Their identities however, remain unknown and the sources said that both men appear to have been under the careful watch of the party that carried out the attack throughout their stay in the country.
The Sudanese Media Center Website (SMC) which is widely believed to be run by the country’s security bureau, was the first to report the news saying that a foreign plane launched the attack at 9 pm local time (1800 GMT) in an area known as Kalaneeb which was described as 14 kilometers away from the coastal city of Port Sudan and on the main road leading to the regional airport.
It further reported that Sudanese ant-aircraft defenses responded with heavy fire forcing the plane to flee their airspace.
However, in the early morning hours of Wednesday SMC quoted the deputy Red Sea governor Salah Sir Al-Khitim Kenna as saying that no planes were involved and that it was only a missile fired against the target but did not elaborate.
Earlier today, the police issued a statement saying that a missile hit the car "from an unknown source" but added that it was likely fired from the Red Sea. It also gave a different time for when this took place saying it happened at 8:05 PM (17:05 GMT)
The confusion is exacerbated by separate remarks made by the deputy chairman of the ruling National Congress Party (NCP) in the Red Sea state Mohamed Tahir Hussein who said that eyewitnesses told him that a plane came from the Red Sea, hit the car and headed back.

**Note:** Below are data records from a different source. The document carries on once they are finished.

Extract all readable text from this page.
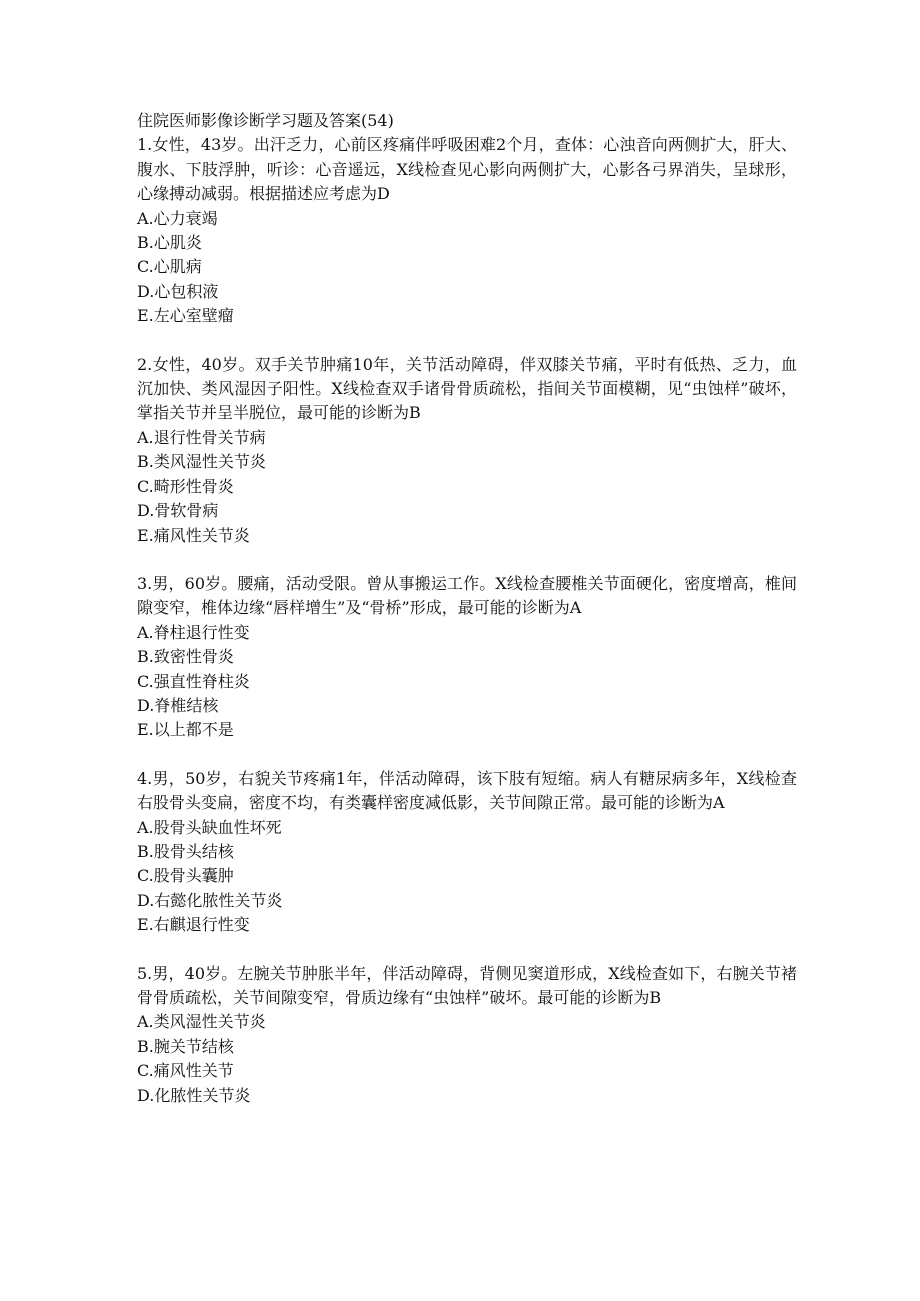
住院医师影像诊断学习题及答案(54)

1.女性，43岁。出汗乏力，心前区疼痛伴呼吸困难2个月，查体：心浊音向两侧扩大，肝大、腹水、下肢浮肿，听诊：心音遥远，X线检查见心影向两侧扩大，心影各弓界消失，呈球形，心缘搏动减弱。根据描述应考虑为D

A.心力衰竭
B.心肌炎
C.心肌病
D.心包积液
E.左心室壁瘤

2.女性，40岁。双手关节肿痛10年，关节活动障碍，伴双膝关节痛，平时有低热、乏力，血沉加快、类风湿因子阳性。X线检查双手诸骨骨质疏松，指间关节面模糊，见“虫蚀样”破坏，掌指关节并呈半脱位，最可能的诊断为B

A.退行性骨关节病
B.类风湿性关节炎
C.畸形性骨炎
D.骨软骨病
E.痛风性关节炎

3.男，60岁。腰痛，活动受限。曾从事搬运工作。X线检查腰椎关节面硬化，密度增高，椎间隙变窄，椎体边缘“唇样增生”及“骨桥”形成，最可能的诊断为A

A.脊柱退行性变
B.致密性骨炎
C.强直性脊柱炎
D.脊椎结核
E.以上都不是

4.男，50岁，右貌关节疼痛1年，伴活动障碍，该下肢有短缩。病人有糖尿病多年，X线检查右股骨头变扁，密度不均，有类囊样密度减低影，关节间隙正常。最可能的诊断为A

A.股骨头缺血性坏死
B.股骨头结核
C.股骨头囊肿
D.右懿化脓性关节炎
E.右麒退行性变

5.男，40岁。左腕关节肿胀半年，伴活动障碍，背侧见窦道形成，X线检查如下，右腕关节褚骨骨质疏松，关节间隙变窄，骨质边缘有“虫蚀样”破坏。最可能的诊断为B

A.类风湿性关节炎
B.腕关节结核
C.痛风性关节
D.化脓性关节炎
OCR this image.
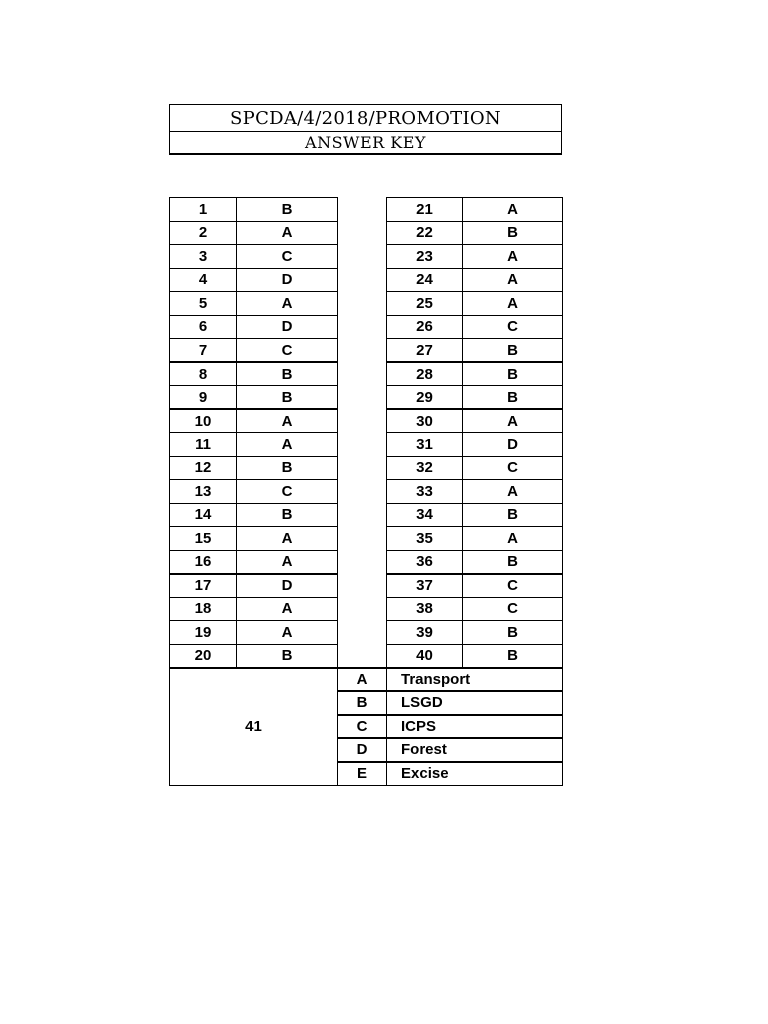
SPCDA/4/2018/PROMOTION
ANSWER KEY
1	B		21	A
2	A		22	B
3	C		23	A
4	D		24	A
5	A		25	A
6	D		26	C
7	C		27	B
8	B		28	B
9	B		29	B
10	A		30	A
11	A		31	D
12	B		32	C
13	C		33	A
14	B		34	B
15	A		35	A
16	A		36	B
17	D		37	C
18	A		38	C
19	A		39	B
20	B		40	B
41		A	Transport	
		B	LSGD	
		C	ICPS	
		D	Forest	
		E	Excise	
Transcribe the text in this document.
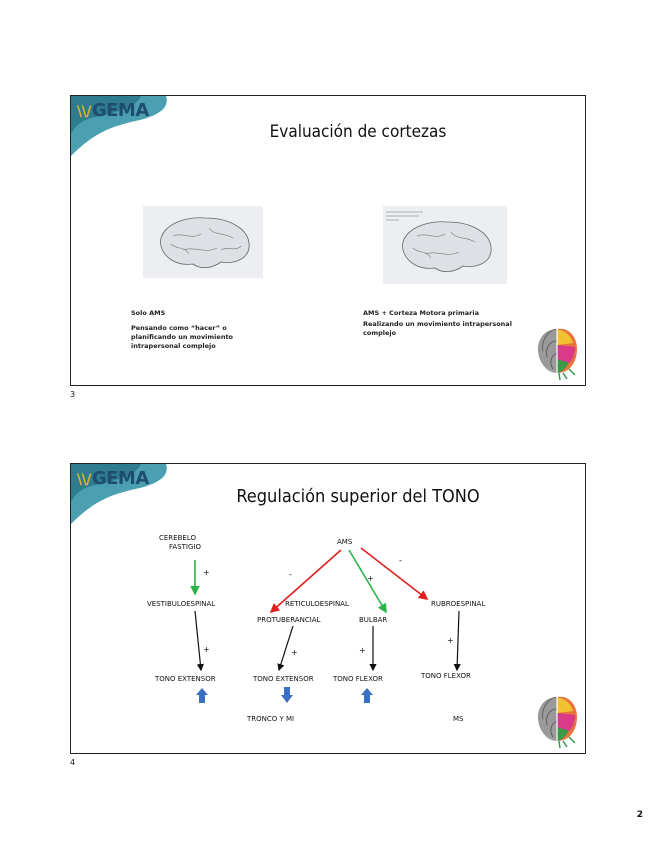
\\/GEMA
Evaluación de cortezas
Solo AMS
Pensando como “hacer” o planificando un movimiento intrapersonal complejo
AMS + Corteza Motora primaria
Realizando un movimiento intrapersonal complejo
3
\\/GEMA
Regulación superior del TONO
CEREBELO
FASTIGIO
AMS
VESTIBULOESPINAL	RETICULOESPINAL
PROTUBERANCIAL	BULBAR
RUBROESPINAL
TONO EXTENSOR	TONO EXTENSOR	TONO FLEXOR	TONO FLEXOR
TRONCO Y MI	MS
+	-	+
-
+	+	+
+
4
2
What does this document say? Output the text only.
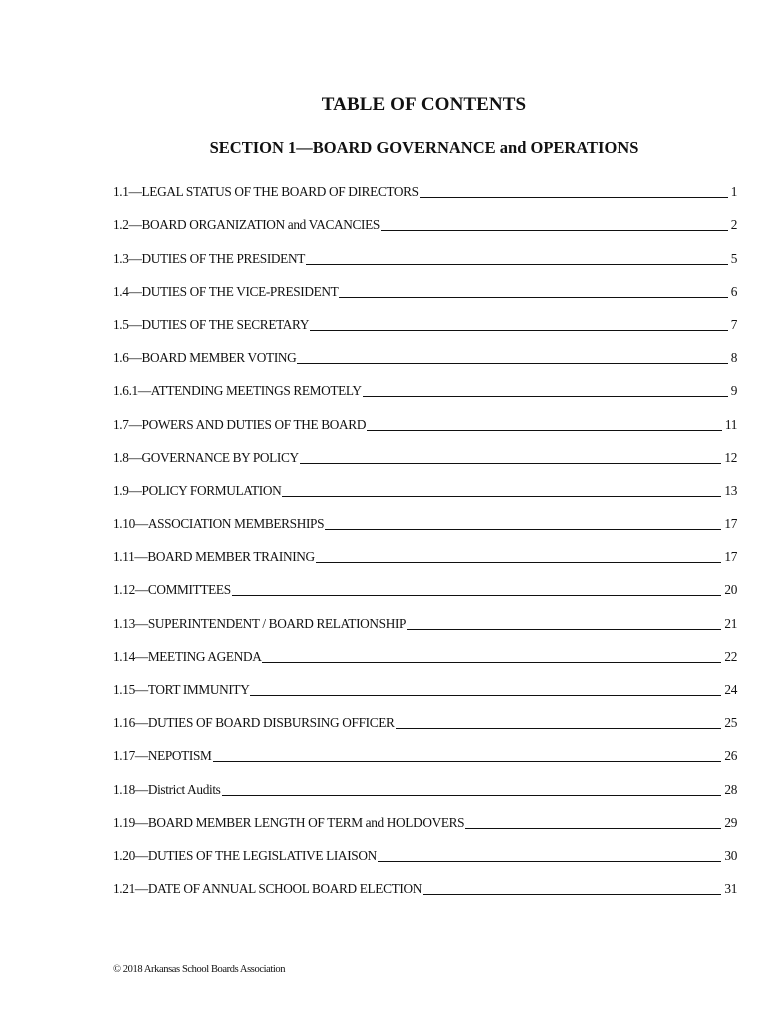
TABLE OF CONTENTS
SECTION 1—BOARD GOVERNANCE and OPERATIONS
1.1—LEGAL STATUS OF THE BOARD OF DIRECTORS	1
1.2—BOARD ORGANIZATION and VACANCIES	2
1.3—DUTIES OF THE PRESIDENT	5
1.4—DUTIES OF THE VICE-PRESIDENT	6
1.5—DUTIES OF THE SECRETARY	7
1.6—BOARD MEMBER VOTING	8
1.6.1—ATTENDING MEETINGS REMOTELY	9
1.7—POWERS AND DUTIES OF THE BOARD	11
1.8—GOVERNANCE BY POLICY	12
1.9—POLICY FORMULATION	13
1.10—ASSOCIATION MEMBERSHIPS	17
1.11—BOARD MEMBER TRAINING	17
1.12—COMMITTEES	20
1.13—SUPERINTENDENT / BOARD RELATIONSHIP	21
1.14—MEETING AGENDA	22
1.15—TORT IMMUNITY	24
1.16—DUTIES OF BOARD DISBURSING OFFICER	25
1.17—NEPOTISM	26
1.18—District Audits	28
1.19—BOARD MEMBER LENGTH OF TERM and HOLDOVERS	29
1.20—DUTIES OF THE LEGISLATIVE LIAISON	30
1.21—DATE OF ANNUAL SCHOOL BOARD ELECTION	31
© 2018 Arkansas School Boards Association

Hussein added that "mystery" surrounds the identity of the attackers but he pointed fingers at Israel’s spy agency (Mossad) and suggested that the planes belongs to them and was tracking down arms smugglers.
The Israeli Defense Force (IDF) declined to comment on the incident when contacted by Ynetnews based in Tel Aviv.
Sudan’s foreign ministry also declined to comment. Sudan’s army was not immediately available to comment.
A local MP by the name Mustafa Mandar had told SMC that the plane was following the vehicle until it came to an open area and sent bombs its way. He vehemently denied that Eastern Sudan has become a transit point for arms smuggling.
Some analysts speaking to Sudan Tribune speculated that this was an assassination plot against the two men who were in the car given its limited capacity to transport any significant amount of arms.
"We heard three loud explosions," a source at Port Sudan airport told Reuters. "We went outside to see what was happening and eye witnesses told us they saw two helicopters which looked liked Apaches flying past."
Two years ago it was disclosed that Israel carried out an unknown number of airstrikes in early 2009 in Eastern Sudan using fighter jets against a convoy of arms that was allegedly headed to the Gaza strip which is controlled by the Islamic militant group Hamas.
The Sudanese president Omer Hassan Al-Bashir and other officials in Khartoum at the time acknowledged that Israel was likely behind the air raids which state media reported to have killed 119 illegal immigrants who were trying to sneak into Europe.
The Jewish state has declined to confirm or deny the reports on its involvement but the then Prime Minister Ehud Olmert said that the government is "operating in every area in which terrorist infrastructures can be struck".
Last month, the Egyptian media quoting army sources said that it had shelled a convoy of vehicles laden with arms near the Sudanese border. No further details were given and Khartoum has reportedly asked for clarifications from Cairo.
In recent says Sudan has denied media reports on smuggling of weapons through Sudan to reach Hamas and Hezbollah in Lebanon.